The El Niño weather pattern – blamed for this year’s heavy snows in the United States and a long-running drought in Australia – has peaked, but is expected to influence climate patterns worldwide until mid-year before dying out, the United Nations weather agency said today.
“The most likely outcome by mid-2010 is for the El Niño event to have decayed and near-neutral conditions to be reestablished across the tropical Pacific,” the World Meteorological Organization (WMO) said in a statement.
El Niño, whose latest cycle started in June 2009, is a seasonal warming of the central and eastern Pacific Ocean that upsets normal weather patterns from the western seaboard of Latin America to East Africa.

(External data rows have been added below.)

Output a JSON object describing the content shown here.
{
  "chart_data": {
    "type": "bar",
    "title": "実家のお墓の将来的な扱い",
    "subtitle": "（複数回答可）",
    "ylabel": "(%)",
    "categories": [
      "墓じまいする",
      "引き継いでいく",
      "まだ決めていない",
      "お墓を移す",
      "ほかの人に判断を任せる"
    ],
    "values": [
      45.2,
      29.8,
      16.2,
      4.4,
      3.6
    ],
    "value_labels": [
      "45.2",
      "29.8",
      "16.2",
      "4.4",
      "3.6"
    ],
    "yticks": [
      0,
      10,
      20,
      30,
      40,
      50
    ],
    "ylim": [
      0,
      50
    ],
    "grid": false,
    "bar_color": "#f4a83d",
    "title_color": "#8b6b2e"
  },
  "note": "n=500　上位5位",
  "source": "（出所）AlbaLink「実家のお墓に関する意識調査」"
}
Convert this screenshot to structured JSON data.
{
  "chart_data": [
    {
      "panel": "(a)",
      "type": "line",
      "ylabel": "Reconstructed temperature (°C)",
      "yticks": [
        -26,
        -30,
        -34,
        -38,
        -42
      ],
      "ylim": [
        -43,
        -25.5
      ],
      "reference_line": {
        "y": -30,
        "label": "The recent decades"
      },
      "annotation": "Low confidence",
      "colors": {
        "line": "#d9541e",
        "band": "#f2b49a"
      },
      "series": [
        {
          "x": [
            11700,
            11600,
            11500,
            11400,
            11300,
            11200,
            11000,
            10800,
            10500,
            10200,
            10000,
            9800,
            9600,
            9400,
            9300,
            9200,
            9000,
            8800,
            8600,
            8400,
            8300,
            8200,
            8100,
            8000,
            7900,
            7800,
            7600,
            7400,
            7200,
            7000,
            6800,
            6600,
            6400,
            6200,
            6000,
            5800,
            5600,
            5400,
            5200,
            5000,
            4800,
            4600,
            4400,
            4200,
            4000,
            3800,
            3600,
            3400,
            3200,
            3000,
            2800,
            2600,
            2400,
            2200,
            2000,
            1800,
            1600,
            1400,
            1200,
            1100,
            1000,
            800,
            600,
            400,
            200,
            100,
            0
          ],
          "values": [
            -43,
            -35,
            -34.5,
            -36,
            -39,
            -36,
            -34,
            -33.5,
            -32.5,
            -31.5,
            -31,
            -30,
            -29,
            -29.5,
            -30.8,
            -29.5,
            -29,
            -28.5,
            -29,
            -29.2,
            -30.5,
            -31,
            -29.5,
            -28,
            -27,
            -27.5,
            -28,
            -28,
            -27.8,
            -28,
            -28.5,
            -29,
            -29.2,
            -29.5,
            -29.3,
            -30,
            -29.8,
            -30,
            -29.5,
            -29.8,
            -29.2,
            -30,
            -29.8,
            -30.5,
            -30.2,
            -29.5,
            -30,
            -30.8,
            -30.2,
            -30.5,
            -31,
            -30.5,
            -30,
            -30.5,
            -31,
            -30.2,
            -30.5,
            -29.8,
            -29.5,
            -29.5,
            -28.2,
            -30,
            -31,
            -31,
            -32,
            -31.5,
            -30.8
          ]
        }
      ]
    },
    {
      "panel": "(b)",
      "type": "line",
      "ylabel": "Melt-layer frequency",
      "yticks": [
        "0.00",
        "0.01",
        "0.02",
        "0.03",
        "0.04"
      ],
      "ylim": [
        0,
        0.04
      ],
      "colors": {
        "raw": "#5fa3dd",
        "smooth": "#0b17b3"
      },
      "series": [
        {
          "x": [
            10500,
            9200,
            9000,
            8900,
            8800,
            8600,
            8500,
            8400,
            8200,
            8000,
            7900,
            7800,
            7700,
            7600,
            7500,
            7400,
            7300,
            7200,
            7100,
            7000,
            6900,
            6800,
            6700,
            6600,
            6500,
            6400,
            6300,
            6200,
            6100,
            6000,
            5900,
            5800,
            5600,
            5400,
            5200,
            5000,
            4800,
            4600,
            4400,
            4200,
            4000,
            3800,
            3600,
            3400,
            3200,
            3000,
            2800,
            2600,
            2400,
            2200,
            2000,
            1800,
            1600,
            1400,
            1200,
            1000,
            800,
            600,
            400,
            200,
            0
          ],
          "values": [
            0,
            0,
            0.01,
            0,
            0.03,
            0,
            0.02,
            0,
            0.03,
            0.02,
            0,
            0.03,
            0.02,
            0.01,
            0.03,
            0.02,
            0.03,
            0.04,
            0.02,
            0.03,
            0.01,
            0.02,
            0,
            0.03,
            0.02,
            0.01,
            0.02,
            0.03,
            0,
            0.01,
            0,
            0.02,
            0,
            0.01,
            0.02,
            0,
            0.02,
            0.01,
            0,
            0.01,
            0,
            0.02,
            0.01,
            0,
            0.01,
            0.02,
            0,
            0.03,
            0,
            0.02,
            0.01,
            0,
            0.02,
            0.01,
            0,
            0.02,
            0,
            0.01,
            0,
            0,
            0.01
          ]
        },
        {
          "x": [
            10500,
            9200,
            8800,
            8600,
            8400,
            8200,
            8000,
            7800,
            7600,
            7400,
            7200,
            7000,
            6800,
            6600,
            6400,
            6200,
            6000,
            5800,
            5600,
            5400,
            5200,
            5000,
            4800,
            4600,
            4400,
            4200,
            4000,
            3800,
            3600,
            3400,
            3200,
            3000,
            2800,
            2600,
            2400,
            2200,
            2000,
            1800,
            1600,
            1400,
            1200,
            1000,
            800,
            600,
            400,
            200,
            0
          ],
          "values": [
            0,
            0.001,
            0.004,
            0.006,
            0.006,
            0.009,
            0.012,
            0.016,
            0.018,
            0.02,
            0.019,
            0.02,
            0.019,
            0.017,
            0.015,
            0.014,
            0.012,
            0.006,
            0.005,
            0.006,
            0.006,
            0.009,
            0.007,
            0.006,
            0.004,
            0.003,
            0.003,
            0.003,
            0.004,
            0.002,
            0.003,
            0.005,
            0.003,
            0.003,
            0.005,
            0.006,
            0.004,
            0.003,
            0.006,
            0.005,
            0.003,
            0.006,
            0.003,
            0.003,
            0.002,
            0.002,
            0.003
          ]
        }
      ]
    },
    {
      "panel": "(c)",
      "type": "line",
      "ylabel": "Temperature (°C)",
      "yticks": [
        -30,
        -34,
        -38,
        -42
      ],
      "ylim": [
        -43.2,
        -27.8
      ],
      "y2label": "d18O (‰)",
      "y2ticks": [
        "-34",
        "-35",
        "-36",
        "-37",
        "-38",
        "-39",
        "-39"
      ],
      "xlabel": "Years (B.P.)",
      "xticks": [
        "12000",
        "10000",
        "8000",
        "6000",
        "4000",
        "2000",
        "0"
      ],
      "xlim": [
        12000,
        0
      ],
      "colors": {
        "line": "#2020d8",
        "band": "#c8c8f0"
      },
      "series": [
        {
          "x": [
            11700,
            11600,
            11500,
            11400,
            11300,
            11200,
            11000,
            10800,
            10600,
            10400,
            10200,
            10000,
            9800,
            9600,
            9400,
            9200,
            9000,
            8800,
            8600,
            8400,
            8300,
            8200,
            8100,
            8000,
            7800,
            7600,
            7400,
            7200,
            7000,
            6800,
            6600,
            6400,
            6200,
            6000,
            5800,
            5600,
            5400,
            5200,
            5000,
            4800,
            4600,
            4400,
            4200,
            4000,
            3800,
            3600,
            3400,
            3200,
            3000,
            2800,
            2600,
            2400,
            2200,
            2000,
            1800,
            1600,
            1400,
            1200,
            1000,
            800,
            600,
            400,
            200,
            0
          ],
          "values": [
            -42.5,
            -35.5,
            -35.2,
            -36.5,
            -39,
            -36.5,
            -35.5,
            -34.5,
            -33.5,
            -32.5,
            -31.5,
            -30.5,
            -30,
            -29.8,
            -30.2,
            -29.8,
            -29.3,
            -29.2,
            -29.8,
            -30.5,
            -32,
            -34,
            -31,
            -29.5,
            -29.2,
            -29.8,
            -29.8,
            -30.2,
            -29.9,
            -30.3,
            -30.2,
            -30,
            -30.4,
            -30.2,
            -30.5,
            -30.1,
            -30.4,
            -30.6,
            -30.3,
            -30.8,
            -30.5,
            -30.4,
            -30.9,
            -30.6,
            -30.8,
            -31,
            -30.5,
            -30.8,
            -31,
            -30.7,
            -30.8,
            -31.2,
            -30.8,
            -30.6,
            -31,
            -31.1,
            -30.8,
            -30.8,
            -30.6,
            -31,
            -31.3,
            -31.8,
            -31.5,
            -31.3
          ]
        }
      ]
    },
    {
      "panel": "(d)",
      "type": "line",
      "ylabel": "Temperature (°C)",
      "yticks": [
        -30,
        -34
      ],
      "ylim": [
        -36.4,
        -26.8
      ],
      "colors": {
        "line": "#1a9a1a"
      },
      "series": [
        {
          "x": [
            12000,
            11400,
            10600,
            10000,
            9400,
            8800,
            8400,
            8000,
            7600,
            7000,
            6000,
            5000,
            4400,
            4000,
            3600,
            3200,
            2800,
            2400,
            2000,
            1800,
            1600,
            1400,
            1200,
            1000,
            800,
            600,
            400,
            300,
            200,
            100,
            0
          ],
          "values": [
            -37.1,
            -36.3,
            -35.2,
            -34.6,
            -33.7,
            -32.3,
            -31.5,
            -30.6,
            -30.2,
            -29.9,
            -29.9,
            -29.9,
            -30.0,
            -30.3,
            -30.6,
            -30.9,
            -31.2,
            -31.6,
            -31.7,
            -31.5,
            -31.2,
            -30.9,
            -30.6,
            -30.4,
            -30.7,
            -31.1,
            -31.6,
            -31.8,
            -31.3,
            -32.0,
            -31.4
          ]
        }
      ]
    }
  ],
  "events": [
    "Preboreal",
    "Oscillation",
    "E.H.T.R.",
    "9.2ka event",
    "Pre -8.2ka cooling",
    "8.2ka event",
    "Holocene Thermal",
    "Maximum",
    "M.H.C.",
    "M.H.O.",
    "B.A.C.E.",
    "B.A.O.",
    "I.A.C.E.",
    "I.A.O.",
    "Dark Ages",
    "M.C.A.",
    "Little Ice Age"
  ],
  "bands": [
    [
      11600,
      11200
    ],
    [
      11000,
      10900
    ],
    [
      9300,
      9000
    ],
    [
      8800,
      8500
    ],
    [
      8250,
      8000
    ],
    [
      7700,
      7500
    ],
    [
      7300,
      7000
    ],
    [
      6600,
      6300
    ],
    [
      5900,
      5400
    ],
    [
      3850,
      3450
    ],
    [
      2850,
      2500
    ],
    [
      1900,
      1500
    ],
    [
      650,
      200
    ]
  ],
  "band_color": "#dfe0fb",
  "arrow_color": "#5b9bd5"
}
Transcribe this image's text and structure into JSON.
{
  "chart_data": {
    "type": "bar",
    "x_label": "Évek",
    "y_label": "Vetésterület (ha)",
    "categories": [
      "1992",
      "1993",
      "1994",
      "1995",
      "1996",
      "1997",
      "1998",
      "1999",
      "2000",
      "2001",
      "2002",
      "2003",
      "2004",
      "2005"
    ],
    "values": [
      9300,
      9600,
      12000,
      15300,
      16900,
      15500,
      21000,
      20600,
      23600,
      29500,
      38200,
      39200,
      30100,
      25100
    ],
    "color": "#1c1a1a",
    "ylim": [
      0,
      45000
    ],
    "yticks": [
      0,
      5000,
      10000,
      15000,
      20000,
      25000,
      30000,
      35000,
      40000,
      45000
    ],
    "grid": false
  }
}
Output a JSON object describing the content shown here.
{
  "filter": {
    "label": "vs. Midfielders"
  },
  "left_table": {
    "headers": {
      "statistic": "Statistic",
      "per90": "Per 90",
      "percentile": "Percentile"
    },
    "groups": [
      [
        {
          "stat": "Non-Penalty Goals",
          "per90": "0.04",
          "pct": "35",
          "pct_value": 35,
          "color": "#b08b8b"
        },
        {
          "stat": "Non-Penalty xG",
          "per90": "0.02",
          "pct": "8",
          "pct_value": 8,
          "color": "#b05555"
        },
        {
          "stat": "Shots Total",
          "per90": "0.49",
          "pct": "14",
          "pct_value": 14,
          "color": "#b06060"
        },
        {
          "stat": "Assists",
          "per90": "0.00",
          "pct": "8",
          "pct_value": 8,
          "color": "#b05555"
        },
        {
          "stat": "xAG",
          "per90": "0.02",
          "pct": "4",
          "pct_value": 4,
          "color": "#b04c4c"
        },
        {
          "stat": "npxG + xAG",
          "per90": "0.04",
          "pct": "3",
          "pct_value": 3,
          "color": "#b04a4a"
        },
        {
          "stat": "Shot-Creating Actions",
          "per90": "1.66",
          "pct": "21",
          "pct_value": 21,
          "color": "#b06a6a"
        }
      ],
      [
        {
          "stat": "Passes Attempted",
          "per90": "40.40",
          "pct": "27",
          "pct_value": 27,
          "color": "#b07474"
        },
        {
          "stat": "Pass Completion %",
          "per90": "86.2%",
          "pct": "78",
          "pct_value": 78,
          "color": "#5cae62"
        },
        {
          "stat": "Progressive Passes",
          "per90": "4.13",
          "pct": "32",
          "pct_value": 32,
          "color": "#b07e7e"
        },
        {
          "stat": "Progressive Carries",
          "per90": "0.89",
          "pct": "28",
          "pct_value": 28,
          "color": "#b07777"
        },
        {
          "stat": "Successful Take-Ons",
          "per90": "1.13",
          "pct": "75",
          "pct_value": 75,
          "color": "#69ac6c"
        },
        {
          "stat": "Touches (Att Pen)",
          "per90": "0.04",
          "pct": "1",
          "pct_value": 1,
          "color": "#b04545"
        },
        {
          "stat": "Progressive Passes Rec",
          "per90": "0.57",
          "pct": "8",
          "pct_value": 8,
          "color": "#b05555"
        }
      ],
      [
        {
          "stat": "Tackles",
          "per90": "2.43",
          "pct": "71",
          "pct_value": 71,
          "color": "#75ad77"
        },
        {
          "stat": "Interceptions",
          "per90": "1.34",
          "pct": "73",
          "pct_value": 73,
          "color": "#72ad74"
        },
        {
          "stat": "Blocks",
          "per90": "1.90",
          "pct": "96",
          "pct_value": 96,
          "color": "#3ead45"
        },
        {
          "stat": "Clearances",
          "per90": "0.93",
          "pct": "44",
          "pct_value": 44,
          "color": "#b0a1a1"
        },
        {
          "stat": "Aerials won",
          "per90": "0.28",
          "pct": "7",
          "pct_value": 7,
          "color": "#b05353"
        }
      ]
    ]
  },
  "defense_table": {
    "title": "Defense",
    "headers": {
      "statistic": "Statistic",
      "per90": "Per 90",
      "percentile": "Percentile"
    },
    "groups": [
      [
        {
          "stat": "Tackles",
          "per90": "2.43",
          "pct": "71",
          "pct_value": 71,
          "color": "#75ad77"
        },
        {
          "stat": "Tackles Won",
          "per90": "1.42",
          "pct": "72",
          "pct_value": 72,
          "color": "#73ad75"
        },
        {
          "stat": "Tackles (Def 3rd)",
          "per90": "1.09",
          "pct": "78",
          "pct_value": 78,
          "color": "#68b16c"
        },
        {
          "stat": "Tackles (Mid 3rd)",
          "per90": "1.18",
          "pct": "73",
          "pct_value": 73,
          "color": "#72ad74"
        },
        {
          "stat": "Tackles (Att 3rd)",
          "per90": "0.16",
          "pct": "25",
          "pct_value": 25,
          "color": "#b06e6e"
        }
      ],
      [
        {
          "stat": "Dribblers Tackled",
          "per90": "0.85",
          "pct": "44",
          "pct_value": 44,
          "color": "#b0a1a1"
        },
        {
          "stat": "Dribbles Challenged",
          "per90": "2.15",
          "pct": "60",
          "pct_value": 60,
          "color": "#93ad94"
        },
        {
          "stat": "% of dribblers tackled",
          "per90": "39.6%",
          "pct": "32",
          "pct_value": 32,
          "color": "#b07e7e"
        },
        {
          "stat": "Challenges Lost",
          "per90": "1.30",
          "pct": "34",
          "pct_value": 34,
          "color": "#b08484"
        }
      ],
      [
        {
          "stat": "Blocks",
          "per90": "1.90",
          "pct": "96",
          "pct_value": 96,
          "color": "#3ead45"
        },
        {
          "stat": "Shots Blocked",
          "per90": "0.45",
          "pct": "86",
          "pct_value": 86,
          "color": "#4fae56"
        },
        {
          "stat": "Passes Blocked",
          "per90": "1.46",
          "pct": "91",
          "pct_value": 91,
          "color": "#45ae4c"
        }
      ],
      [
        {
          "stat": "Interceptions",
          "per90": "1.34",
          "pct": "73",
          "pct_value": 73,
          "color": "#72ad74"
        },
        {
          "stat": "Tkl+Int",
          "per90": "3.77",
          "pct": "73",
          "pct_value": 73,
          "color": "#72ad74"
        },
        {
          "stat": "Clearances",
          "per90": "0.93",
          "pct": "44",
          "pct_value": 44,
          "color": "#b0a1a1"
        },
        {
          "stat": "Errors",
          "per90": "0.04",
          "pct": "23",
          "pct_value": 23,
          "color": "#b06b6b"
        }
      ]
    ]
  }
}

For example, since last October, Uganda has been experiencing heavy rains believed to be tied to El Niño. Deadly mudslides killed at least 80 people earlier this month and left an estimated 20,000 households in need of housing and food.
The warmer temperatures associated with El Niño are usually followed by a cooling spell known as La Niña.
According to WMO, the climate phenomenon may have peaked in November or December, but its effects should still be felt through April to June.
The organization cautioned, however, that the period from March to June is a particularly difficult time of the year for forecasting developments in the tropical Pacific region and that it is still possible for El Niño to persist or for the early stages of a La Niña pattern to be present by mid-year.